Division of Cardiology, "Maggiore della Carità" Hospital, Eastern Piedmont University, Novara, Italy.
Am J Cardiol. 2013 Oct 15;112(8):1083-6. doi: 10.1016/j.amjcard.2013.05.053. Epub 2013 Aug 1.
Hypertension is a well-known risk factor for atherosclerosis. However, data on the impact of hypertension in patients with ST elevation myocardial infarction (STEMI) are inconsistent and mainly related to studies performed in the thrombolytic era, with very few data on patients undergoing primary angioplasty. The aim of the present study was to evaluate the impact of hypertension on distal embolization, myocardial perfusion, and mortality in patients with STEMI undergoing primary percutaneous coronary intervention. Our population is represented by 1,662 patients undergoing primary angioplasty for STEMI included in the Early Glycoprotein IIb-IIIa inhibitors in Primary angioplasty database. Myocardial perfusion was evaluated by myocardial blush grade and ST segment resolution. Follow-up data were collected within 1 year after primary angioplasty. Hypertension was observed in 700 patients (42.1%). Hypertension was associated with more advanced age (p <0.001), female gender (p <0.001), diabetes (p <0.001), hypercholesterolemia (p <0.001), previous revascularization (p <0.001), anterior myocardial infarction (p = 0.006), longer ischemia time (p = 0.03), more extensive coronary artery disease (p = 0.002), more often treated with abciximab (p <0.001), and less often smokers (p <0.001). Hypertension was associated with impaired postprocedural myocardial blush grade 2 to 3 (68.2% vs 74.2%, p = 0.019) and complete ST segment resolution (51.7% vs 61.1%, p = 0.001). By a mean follow-up of 206 ± 158 days, 70 patients (4.3%) had died. Hypertension was associated with a greater mortality (6.2% vs 2.9%, hazard ratio 2.31, 95% confidence interval 1.42 to 3.73, p <0.001), confirmed after correction for baseline confounding factors (hazard ratio 1.82, 95% confidence interval 1.03 to 3.22, p <0.001). In conclusion, this study showed that among patients with STEMI undergoing primary angioplasty, hypertension is associated with impaired reperfusion and independently predicts 1-year mortality.
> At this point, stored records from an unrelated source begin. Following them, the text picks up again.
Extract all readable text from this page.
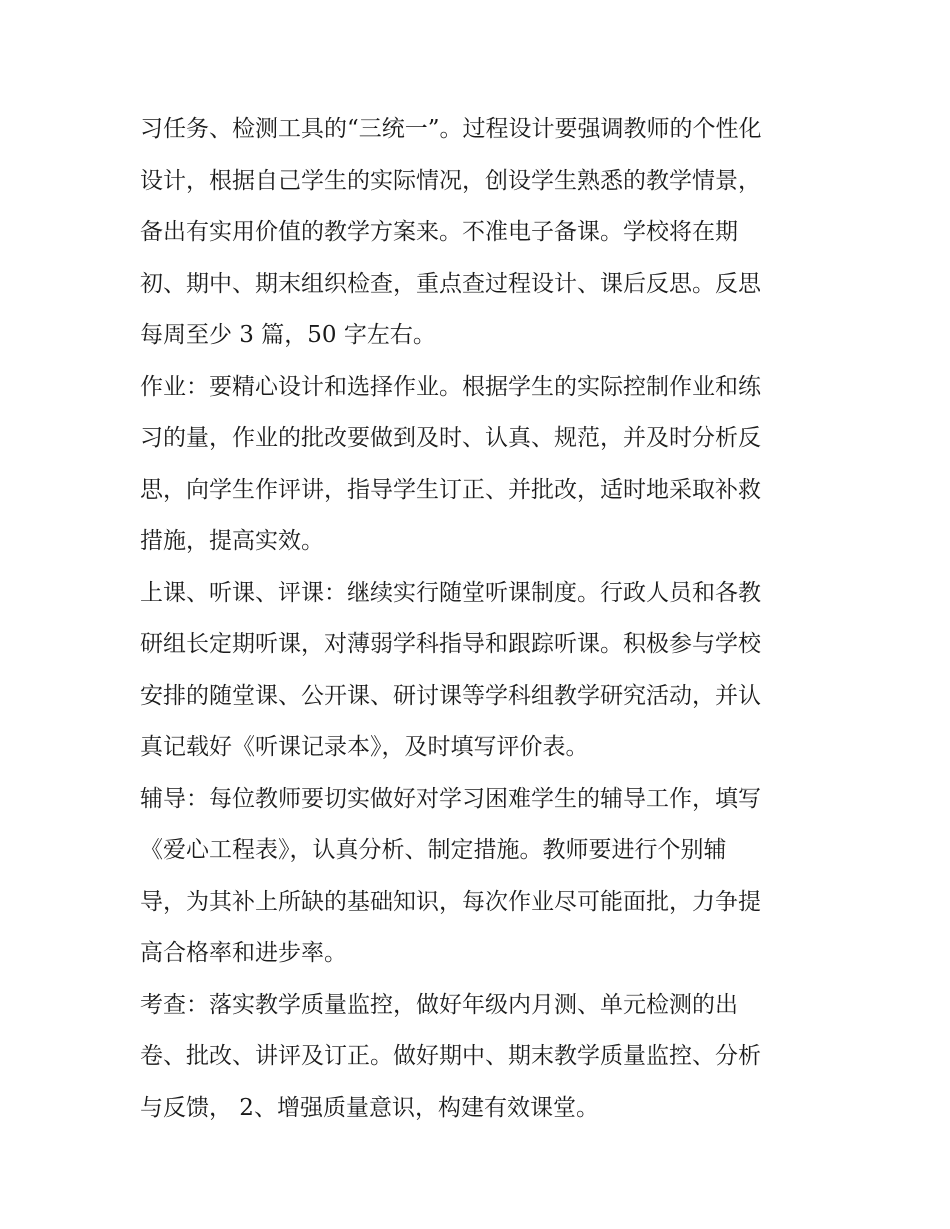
习任务、检测工具的“三统一”。过程设计要强调教师的个性化
设计，根据自己学生的实际情况，创设学生熟悉的教学情景，
备出有实用价值的教学方案来。不准电子备课。学校将在期
初、期中、期末组织检查，重点查过程设计、课后反思。反思
每周至少 3 篇，50 字左右。
作业：要精心设计和选择作业。根据学生的实际控制作业和练
习的量，作业的批改要做到及时、认真、规范，并及时分析反
思，向学生作评讲，指导学生订正、并批改，适时地采取补救
措施，提高实效。
上课、听课、评课：继续实行随堂听课制度。行政人员和各教
研组长定期听课，对薄弱学科指导和跟踪听课。积极参与学校
安排的随堂课、公开课、研讨课等学科组教学研究活动，并认
真记载好《听课记录本》，及时填写评价表。
辅导：每位教师要切实做好对学习困难学生的辅导工作，填写
《爱心工程表》，认真分析、制定措施。教师要进行个别辅
导，为其补上所缺的基础知识，每次作业尽可能面批，力争提
高合格率和进步率。
考查：落实教学质量监控，做好年级内月测、单元检测的出
卷、批改、讲评及订正。做好期中、期末教学质量监控、分析
与反馈， 2、增强质量意识，构建有效课堂。
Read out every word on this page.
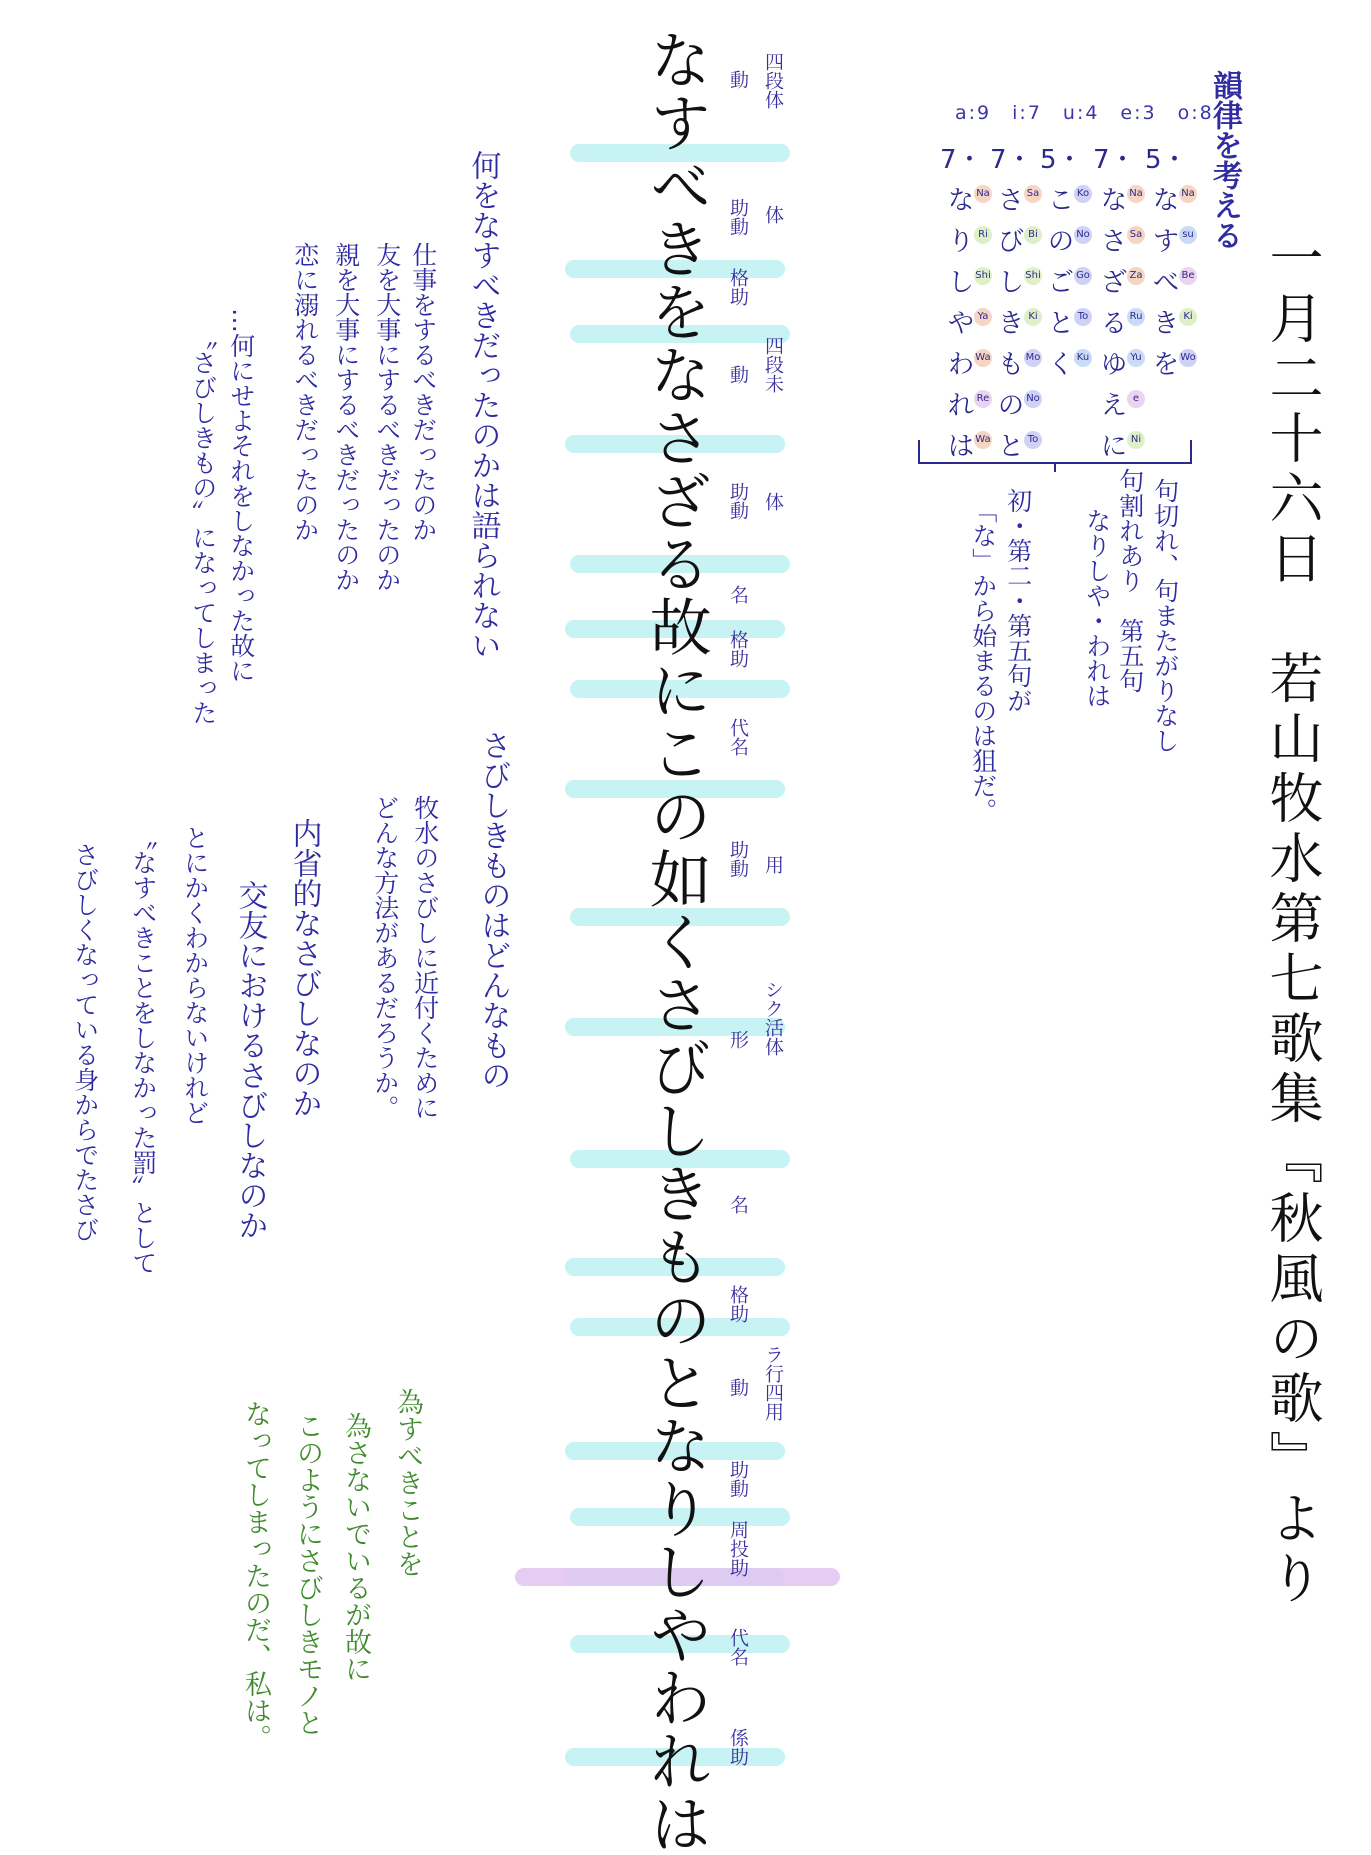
一月二十六日　若山牧水第七歌集『秋風の歌』より
なすべきをなさざる故にこの如くさびしきものとなりしやわれは	四段体
動
体
助動
格助
四段未
動
体
助動
名
格助
代名
用
助動
シク活体
形
名
格助
ラ行四用
動
助動
周投助
代名
係助
韻律を考える
a:9　i:7　u:4　e:3　o:8
5・
な Na
す su
べ Be
き Ki
を Wo
7・
な Na
さ Sa
ざ Za
る Ru
ゆ Yu
え e
に Ni
5・
こ Ko
の No
ご Go
と To
く Ku
7・
さ Sa
び Bi
し Shi
き Ki
も Mo
の No
と To
7・
な Na
り Ri
し Shi
や Ya
わ Wa
れ Re
は Wa
句切れ、句またがりなし
句割れあり　第五句
なりしや・われは
初・第二・第五句が
「な」から始まるのは狙だ。
何をなすべきだったのかは語られない
仕事をするべきだったのか
友を大事にするべきだったのか
親を大事にするべきだったのか
恋に溺れるべきだったのか
…何にせよそれをしなかった故に
〝さびしきもの〟になってしまった
さびしきものはどんなもの
牧水のさびしに近付くために
どんな方法があるだろうか。
内省的なさびしなのか
交友におけるさびしなのか
とにかくわからないけれど
〝なすべきことをしなかった罰〟として
さびしくなっている身からでたさび
為すべきことを
為さないでいるが故に
このようにさびしきモノと
なってしまったのだ、私は。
高血压是动脉粥样硬化的一个已知危险因素。然而,关于高血压对 ST 段抬高型心肌梗死(STEMI)患者的影响的数据不一致,主要与溶栓时代的研究有关,而关于接受直接经皮冠状动脉介入治疗(PCI)的患者的数据很少。本研究旨在评估高血压对直接 PCI 治疗的 STEMI 患者远端栓塞、心肌灌注和死亡率的影响。我们的研究人群是纳入 Early Glycoprotein IIb-IIIa inhibitors in Primary angioplasty 数据库的 1662 例 STEMI 直接 PCI 患者。心肌灌注通过心肌灌注分级和 ST 段回落来评估。主要终点事件为 1 年随访期内的死亡率。在 700 例(42.1%)患者中观察到高血压。高血压与高龄(p<0.001)、女性(p<0.001)、糖尿病(p<0.001)、高胆固醇血症(p<0.001)、既往血运重建(p<0.001)、前壁心肌梗死(p=0.006)、较长的缺血时间(p=0.03)、更广泛的冠状动脉疾病(p=0.002)、更常接受阿昔单抗治疗(p<0.001)和较少吸烟者(p<0.001)有关。高血压与术后心肌灌注分级 2-3 级(68.2% vs. 74.2%,p=0.019)和完全 ST 段回落(51.7% vs. 61.1%,p=0.001)有关。平均随访 206±158 天后,70 例(4.3%)患者死亡。高血压与更高的死亡率(6.2% vs. 2.9%,风险比 2.31,95%置信区间 1.42-3.73,p<0.001)有关,在对基线混杂因素进行校正后仍然如此(风险比 1.82,95%置信区间 1.03-3.22,p<0.001)。总之,这项研究表明,在接受直接 PCI 的 STEMI 患者中,高血压与再灌注受损有关,并独立预测 1 年死亡率。